Real estate disputes are legal conflicts that involve real property (i.e. property that is affixed to the land or a piece of land itself, as opposed to personal property). These types of disputes can involve properties that are worth large amounts of money. Many of these disputes can take a long time to resolve, and may involve many financial/court resources. Thus, it is often common for people involved in a real estate dispute to seek alternative forms of dispute resolution.
For instance, many real estate disputes involve a breach of contract when it comes to the sale of property. In such case, both real estate laws and contract remedies may apply, thus making the situation more complex.
In most cases, a damages award will resolve a real estate dispute. In a legal case, a damages award serves to compensate the non-liable party for losses. Other forms of resolving real estate disputes include:
- Injunctions (for instance, to cease additional construction efforts, etc.)
- Mediation or arbitration (this involves a neutral party to help facilitate discussions between the parties)
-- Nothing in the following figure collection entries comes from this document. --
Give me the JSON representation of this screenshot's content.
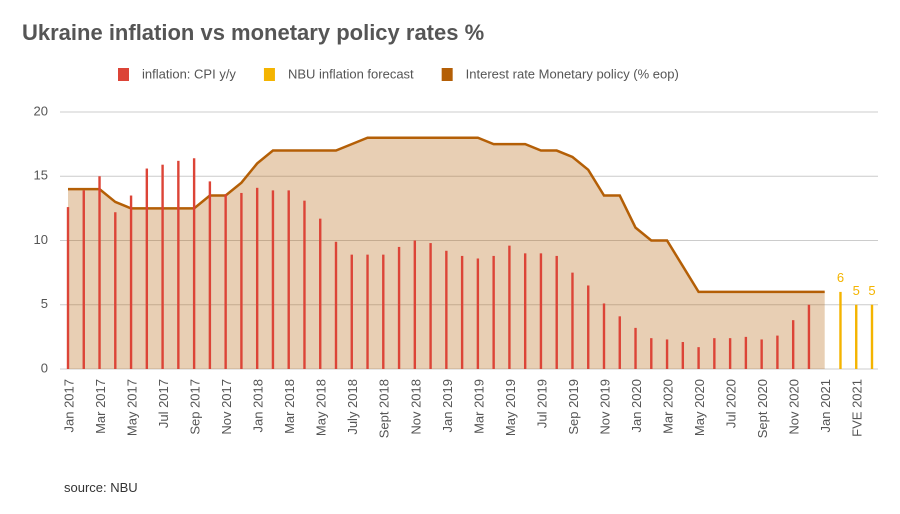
{
  "chart_data": {
    "type": "bar-line",
    "title": "Ukraine inflation vs monetary policy rates %",
    "source": "source: NBU",
    "categories": [
      "Jan 2017",
      null,
      "Mar 2017",
      null,
      "May 2017",
      null,
      "Jul 2017",
      null,
      "Sep 2017",
      null,
      "Nov 2017",
      null,
      "Jan 2018",
      null,
      "Mar 2018",
      null,
      "May 2018",
      null,
      "July 2018",
      null,
      "Sept 2018",
      null,
      "Nov 2018",
      null,
      "Jan 2019",
      null,
      "Mar 2019",
      null,
      "May 2019",
      null,
      "Jul 2019",
      null,
      "Sep 2019",
      null,
      "Nov 2019",
      null,
      "Jan 2020",
      null,
      "Mar 2020",
      null,
      "May 2020",
      null,
      "Jul 2020",
      null,
      "Sept 2020",
      null,
      "Nov 2020",
      null,
      "Jan 2021",
      null,
      "FVE 2021",
      null
    ],
    "series": [
      {
        "name": "inflation: CPI y/y",
        "kind": "bar",
        "color": "#dc4437",
        "values": [
          12.6,
          13.9,
          15.0,
          12.2,
          13.5,
          15.6,
          15.9,
          16.2,
          16.4,
          14.6,
          13.6,
          13.7,
          14.1,
          13.9,
          13.9,
          13.1,
          11.7,
          9.9,
          8.9,
          8.9,
          8.9,
          9.5,
          10.0,
          9.8,
          9.2,
          8.8,
          8.6,
          8.8,
          9.6,
          9.0,
          9.0,
          8.8,
          7.5,
          6.5,
          5.1,
          4.1,
          3.2,
          2.4,
          2.3,
          2.1,
          1.7,
          2.4,
          2.4,
          2.5,
          2.3,
          2.6,
          3.8,
          5.0,
          null,
          null,
          null,
          null
        ]
      },
      {
        "name": "NBU inflation forecast",
        "kind": "bar",
        "color": "#f4b400",
        "show_labels": true,
        "values": [
          null,
          null,
          null,
          null,
          null,
          null,
          null,
          null,
          null,
          null,
          null,
          null,
          null,
          null,
          null,
          null,
          null,
          null,
          null,
          null,
          null,
          null,
          null,
          null,
          null,
          null,
          null,
          null,
          null,
          null,
          null,
          null,
          null,
          null,
          null,
          null,
          null,
          null,
          null,
          null,
          null,
          null,
          null,
          null,
          null,
          null,
          null,
          null,
          null,
          6,
          5,
          5
        ]
      },
      {
        "name": "Interest rate Monetary policy (% eop)",
        "kind": "area",
        "color": "#b45f06",
        "values": [
          14,
          14,
          14,
          13,
          12.5,
          12.5,
          12.5,
          12.5,
          12.5,
          13.5,
          13.5,
          14.5,
          16,
          17,
          17,
          17,
          17,
          17,
          17.5,
          18,
          18,
          18,
          18,
          18,
          18,
          18,
          18,
          17.5,
          17.5,
          17.5,
          17,
          17,
          16.5,
          15.5,
          13.5,
          13.5,
          11,
          10,
          10,
          8,
          6,
          6,
          6,
          6,
          6,
          6,
          6,
          6,
          6,
          null,
          null,
          null
        ]
      }
    ],
    "ylim": [
      0,
      20
    ],
    "yticks": [
      0,
      5,
      10,
      15,
      20
    ],
    "grid": true,
    "legend": "top"
  }
}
- Various fines or fees (these are common for city or state zoning/land use violations)
- Specific performance (i.e., requiring one party to perform their contract duties)
- Various other remedies, such as a judicial lien on the property
Whether you can take advantage of dispute resolution depends on the type of conflict involved. For instance, in a breach of real estate contract claim, the party may need to choose between a monetary damages award or specific performance. With mediation, the parties might be able to reach a conclusion based on their negotiations during mediation meetings. Also, state laws might influence which types of remedies are available.
Real estate disputes might involve a number of possible legal remedies. You may need to hire an experienced real estate attorney if you need help with any type of real estate conflict. Your attorney can research the laws in your area and can help determine your course of action. Also, your attorney will be able to represent you during court meetings and hearings if needed.